DSC06903It’s no secret I wasn’t a fan of 2012.

On New Year’s Eve I spend the morning reflecting on the challenges of the past year.  I recognize that I spent much of it struggling to not be consumed by The Dark Cloud.  My Facebook feed is full of gratitude for 2012 and heartfelt wishes for 2013.  I’m not ungrateful, just keen to move forward.  I make my own FB post sharing my eagerness to slam the door on the year.  As I hit the ‘Update’ button, I hope I’m not tempting fate in the final ten hours.

Sonuvabitch.

I’m off to pick up the cake I pre-ordered for the New Year’s Eve dinner; I look in my bag and there is no wallet.  I feel around the corners of its cavernous depths.  Bagels.  I have an epic WTF moment.  If you don’t know the routine, you can imagine the steps; with each step the panic rises.  The contents of the bag get dumped.  I confirm the inventory is short, significantly.  I hunt through my room.  I hunt through the house.  I mentally retrace the steps since I last saw it – movie theatre, parking garage, car, home.  I’ve got 50/50 odds.  I call the theatre.  I dump my bag again as I make my way through the prompts seeking a live human.  Andrea kindly explains that high value items aren’t kept at the Guest Services Desk and she’ll have to wait for a manager to return and check the office.  The manager will be back in half an hour.  In my current state, thirty minutes feels like thirty years.  I call my friend who did the driving.  He checks the truck twice.  Nada.  Breath is hard to come by, I drive down to the theatre.  Nothing has been turned in.  Aw shit, now I have to do the inventory.

My sister reminds me I’m a ‘everything in the wallet’ gal.  It’s not about the credit cards and the bank card; that’s top of mind when you lose a wallet.  It’s the treasury of personal details out there that you can’t put a block on.  The coffee loyalty cards all one punch away from being redeemed.  My health card.  Shit, the Princess Margaret Hospital card is still in there from when I had to do the mammograms.  My actor’s union cards.  My library card.  My alumni card.  My California driver’s license.  Not one thing with a current address or phone number.  I’m overwhelmed at how difficult it will be for someone to track me down, and yet relatively easy to impersonate me.

I make the requisite calls, shed a few tears of frustration and update my FB status.  I put on a shiny top and brush the dust of 2012 off my knees.  I pick up the cake with the reserve credit card.

“Well played 2012” I mumble through my bloody and swollen lip.  I may be down, but I am not out.  I am quietly optimistic that my wallet will turn up.

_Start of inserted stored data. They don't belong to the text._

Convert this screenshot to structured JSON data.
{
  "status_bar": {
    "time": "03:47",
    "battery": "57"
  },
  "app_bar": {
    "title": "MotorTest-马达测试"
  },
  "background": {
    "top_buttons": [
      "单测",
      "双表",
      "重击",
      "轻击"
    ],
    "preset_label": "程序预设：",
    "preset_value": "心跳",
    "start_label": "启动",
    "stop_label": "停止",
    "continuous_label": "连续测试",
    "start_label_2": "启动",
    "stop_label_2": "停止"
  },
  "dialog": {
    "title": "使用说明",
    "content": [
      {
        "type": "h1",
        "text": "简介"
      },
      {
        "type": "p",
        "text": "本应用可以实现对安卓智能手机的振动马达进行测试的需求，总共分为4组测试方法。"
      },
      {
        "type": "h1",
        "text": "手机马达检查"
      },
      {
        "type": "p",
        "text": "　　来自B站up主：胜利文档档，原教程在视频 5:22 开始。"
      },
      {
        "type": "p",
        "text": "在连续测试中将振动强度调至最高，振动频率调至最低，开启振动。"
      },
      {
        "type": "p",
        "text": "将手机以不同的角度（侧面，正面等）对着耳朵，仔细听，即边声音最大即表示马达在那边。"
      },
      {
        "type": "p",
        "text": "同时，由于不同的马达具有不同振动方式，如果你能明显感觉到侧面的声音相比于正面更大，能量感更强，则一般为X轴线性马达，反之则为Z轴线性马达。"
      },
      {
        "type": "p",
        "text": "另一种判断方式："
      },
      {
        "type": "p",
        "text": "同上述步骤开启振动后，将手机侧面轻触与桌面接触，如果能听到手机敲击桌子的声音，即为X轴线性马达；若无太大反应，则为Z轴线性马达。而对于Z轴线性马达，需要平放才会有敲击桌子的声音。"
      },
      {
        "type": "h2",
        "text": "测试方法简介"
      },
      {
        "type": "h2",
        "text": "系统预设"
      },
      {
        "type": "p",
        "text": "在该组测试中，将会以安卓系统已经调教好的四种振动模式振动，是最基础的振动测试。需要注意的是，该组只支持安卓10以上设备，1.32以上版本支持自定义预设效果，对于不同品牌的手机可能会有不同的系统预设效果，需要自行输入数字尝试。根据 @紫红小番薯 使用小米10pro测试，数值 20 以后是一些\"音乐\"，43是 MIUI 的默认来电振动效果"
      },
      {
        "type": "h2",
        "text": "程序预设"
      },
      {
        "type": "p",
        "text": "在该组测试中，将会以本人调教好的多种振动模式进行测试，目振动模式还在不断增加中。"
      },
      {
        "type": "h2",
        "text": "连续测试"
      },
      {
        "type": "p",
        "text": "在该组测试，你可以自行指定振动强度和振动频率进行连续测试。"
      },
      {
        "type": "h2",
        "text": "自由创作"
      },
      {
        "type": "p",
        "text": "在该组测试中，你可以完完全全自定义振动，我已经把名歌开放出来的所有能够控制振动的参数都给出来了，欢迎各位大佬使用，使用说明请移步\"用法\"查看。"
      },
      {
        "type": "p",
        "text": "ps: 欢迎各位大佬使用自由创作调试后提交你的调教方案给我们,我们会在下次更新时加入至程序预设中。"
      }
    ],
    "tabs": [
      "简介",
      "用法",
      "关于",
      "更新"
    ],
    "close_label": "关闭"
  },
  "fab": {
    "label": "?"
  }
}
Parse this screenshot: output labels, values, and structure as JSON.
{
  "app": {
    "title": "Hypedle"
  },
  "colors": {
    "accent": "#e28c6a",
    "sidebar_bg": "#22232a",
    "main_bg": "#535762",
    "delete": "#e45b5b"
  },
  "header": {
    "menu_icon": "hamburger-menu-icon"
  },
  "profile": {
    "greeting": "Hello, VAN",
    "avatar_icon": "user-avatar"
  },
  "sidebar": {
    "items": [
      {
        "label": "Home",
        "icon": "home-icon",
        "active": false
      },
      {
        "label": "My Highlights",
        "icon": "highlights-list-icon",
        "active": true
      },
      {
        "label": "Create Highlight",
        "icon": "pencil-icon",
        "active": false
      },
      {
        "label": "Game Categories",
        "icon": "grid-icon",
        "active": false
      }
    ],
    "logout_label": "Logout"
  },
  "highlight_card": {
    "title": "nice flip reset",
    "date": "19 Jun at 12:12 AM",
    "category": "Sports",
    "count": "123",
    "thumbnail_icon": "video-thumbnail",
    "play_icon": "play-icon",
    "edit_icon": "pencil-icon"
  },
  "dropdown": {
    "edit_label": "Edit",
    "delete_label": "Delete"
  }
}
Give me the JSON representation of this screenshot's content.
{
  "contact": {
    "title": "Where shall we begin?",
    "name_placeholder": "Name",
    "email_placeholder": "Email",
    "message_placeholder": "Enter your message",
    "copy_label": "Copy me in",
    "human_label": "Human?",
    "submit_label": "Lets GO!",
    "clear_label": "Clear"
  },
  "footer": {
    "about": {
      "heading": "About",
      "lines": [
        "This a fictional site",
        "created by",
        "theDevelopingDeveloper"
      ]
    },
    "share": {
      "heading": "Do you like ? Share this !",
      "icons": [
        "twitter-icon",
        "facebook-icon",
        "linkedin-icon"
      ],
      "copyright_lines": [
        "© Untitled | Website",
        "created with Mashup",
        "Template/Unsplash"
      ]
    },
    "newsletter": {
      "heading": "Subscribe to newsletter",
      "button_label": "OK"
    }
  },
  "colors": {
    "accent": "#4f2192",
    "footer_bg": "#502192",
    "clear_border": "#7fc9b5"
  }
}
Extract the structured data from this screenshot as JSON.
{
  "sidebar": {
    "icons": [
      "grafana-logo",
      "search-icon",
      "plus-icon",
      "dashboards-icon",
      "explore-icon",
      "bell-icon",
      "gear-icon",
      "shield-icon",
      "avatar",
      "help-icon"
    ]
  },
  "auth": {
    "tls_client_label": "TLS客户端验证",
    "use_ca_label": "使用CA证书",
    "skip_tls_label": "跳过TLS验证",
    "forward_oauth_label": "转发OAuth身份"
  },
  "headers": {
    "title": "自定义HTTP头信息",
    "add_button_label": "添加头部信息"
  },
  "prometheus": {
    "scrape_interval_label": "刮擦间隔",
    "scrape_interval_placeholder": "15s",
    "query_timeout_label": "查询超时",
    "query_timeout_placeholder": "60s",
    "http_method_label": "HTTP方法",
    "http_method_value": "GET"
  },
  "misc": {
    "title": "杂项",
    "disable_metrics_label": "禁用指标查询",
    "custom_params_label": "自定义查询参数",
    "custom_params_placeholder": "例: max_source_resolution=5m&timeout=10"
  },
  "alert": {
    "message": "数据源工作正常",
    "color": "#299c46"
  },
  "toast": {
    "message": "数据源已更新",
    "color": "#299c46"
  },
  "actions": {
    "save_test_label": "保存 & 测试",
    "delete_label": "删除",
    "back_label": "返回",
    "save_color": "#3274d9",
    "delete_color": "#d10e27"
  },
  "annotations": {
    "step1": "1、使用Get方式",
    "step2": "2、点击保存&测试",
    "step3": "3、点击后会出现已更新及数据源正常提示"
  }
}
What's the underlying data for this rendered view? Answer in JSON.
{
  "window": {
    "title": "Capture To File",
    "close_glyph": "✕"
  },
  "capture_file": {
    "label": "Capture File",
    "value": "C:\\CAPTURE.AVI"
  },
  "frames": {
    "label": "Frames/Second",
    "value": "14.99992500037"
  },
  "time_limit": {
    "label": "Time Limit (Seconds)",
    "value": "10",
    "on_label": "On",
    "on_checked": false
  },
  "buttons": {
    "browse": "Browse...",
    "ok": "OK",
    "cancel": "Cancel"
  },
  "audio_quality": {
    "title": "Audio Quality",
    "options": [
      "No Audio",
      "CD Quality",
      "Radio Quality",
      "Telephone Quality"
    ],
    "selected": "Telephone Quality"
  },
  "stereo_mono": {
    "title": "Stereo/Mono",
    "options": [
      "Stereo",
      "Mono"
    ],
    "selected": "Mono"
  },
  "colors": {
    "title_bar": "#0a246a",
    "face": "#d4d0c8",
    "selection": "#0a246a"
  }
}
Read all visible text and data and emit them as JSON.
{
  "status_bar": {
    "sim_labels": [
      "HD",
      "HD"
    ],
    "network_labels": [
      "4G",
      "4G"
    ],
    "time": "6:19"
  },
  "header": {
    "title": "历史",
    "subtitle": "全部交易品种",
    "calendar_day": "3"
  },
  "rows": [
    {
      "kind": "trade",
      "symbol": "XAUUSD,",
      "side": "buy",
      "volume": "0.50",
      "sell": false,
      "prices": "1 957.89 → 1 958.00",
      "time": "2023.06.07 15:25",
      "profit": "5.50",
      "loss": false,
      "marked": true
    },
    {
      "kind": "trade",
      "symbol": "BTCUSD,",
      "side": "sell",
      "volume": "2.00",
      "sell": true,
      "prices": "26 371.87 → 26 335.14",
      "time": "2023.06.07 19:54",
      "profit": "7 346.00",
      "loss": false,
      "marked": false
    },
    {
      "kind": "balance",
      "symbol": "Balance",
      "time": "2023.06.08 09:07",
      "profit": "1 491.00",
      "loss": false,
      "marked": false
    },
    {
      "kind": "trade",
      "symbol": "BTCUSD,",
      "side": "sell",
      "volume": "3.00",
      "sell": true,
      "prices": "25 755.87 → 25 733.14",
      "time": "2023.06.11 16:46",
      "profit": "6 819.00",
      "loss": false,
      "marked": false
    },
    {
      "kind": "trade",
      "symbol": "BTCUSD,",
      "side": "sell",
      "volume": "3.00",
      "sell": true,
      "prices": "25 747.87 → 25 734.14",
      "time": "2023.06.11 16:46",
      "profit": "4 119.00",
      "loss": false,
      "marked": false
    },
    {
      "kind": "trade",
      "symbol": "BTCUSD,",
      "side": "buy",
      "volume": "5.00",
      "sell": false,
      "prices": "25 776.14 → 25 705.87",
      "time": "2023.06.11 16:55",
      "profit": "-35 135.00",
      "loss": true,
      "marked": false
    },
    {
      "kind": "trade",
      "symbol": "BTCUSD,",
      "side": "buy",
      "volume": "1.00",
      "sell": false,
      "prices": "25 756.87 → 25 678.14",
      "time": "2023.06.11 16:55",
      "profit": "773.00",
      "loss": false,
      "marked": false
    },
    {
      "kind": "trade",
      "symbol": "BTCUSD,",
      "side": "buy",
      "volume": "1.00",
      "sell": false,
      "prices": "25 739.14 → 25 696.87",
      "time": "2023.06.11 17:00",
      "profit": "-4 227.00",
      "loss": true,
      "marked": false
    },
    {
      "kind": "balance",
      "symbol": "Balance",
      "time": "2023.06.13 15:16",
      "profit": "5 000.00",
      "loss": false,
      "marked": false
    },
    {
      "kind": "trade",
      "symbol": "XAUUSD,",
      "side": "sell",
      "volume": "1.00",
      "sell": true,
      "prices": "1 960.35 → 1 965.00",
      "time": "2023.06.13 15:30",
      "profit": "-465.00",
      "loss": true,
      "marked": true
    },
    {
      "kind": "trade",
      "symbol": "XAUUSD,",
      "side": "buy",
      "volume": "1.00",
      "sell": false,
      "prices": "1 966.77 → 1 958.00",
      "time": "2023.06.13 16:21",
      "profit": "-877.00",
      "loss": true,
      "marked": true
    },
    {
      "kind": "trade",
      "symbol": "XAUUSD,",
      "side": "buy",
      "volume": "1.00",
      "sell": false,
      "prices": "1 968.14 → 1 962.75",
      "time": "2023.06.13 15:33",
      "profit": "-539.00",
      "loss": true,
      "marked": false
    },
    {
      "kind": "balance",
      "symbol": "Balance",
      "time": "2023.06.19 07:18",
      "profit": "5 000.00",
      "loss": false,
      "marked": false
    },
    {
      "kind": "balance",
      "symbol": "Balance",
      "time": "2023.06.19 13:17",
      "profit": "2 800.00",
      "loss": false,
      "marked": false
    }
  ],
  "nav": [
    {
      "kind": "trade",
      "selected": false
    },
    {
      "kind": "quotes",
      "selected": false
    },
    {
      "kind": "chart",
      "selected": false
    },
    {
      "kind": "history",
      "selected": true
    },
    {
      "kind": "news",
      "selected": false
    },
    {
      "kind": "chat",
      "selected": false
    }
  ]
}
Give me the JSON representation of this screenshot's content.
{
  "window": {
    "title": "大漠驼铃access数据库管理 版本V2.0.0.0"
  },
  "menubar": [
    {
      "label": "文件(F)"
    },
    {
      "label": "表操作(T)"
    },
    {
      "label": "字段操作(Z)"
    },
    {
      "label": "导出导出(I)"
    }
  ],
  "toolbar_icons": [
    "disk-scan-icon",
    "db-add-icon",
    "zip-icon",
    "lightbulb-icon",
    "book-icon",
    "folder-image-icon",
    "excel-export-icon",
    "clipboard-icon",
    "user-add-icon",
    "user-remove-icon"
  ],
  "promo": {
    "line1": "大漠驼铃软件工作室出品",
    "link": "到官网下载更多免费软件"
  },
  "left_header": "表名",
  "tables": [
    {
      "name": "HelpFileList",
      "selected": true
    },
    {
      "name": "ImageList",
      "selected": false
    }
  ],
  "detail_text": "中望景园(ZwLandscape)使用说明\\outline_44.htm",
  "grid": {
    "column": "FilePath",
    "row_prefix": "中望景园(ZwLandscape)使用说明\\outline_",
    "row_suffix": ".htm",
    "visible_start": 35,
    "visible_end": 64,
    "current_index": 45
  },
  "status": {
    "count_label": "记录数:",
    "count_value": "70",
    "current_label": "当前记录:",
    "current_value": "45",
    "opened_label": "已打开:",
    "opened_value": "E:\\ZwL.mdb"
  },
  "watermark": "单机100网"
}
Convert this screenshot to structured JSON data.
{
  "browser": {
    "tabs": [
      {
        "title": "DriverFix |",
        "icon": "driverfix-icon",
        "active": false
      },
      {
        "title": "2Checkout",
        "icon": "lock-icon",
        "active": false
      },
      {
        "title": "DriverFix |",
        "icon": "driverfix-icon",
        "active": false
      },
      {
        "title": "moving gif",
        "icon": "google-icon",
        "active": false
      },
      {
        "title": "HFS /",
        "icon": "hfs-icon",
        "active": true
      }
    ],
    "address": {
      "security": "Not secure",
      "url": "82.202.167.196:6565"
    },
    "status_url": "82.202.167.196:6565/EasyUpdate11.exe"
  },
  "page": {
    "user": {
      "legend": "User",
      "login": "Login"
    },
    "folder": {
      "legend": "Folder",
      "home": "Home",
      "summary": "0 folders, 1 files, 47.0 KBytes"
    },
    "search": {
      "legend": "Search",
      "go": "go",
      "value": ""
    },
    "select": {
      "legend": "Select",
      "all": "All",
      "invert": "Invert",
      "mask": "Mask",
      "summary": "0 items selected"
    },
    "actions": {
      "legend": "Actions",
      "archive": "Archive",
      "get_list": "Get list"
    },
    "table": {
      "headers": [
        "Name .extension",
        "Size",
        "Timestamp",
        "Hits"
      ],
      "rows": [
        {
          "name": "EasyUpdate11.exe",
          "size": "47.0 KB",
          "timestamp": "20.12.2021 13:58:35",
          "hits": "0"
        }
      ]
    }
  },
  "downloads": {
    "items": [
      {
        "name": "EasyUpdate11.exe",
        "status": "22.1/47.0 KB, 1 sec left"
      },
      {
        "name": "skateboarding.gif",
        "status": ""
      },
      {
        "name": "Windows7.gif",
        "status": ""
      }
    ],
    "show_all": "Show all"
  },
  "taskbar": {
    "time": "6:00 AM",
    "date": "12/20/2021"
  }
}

On New Year’s Day I find messages from Katie G on the family phone.  The number was on my hospital card.  I didn’t know that.  I hadn’t thought to check the phone because I don’t use the number.  I remember all the crazy emotions that came with getting that card.  So thanks to my knotty boob and PMH, I got my wallet back.  And I’m reminded that we never know how things will work out, but they do.  I won’t find everything in 2013 that I lost in 2012, but I’ve already found so much more than can fit in a wallet.


1 Comment

Stephanie · January 2, 2013 at 7:24 PM

A brilliant reminder that things will work out, eventually, when you need them to the most, when we least expect it, there’s that last turn in the road. Freakin brilliant news.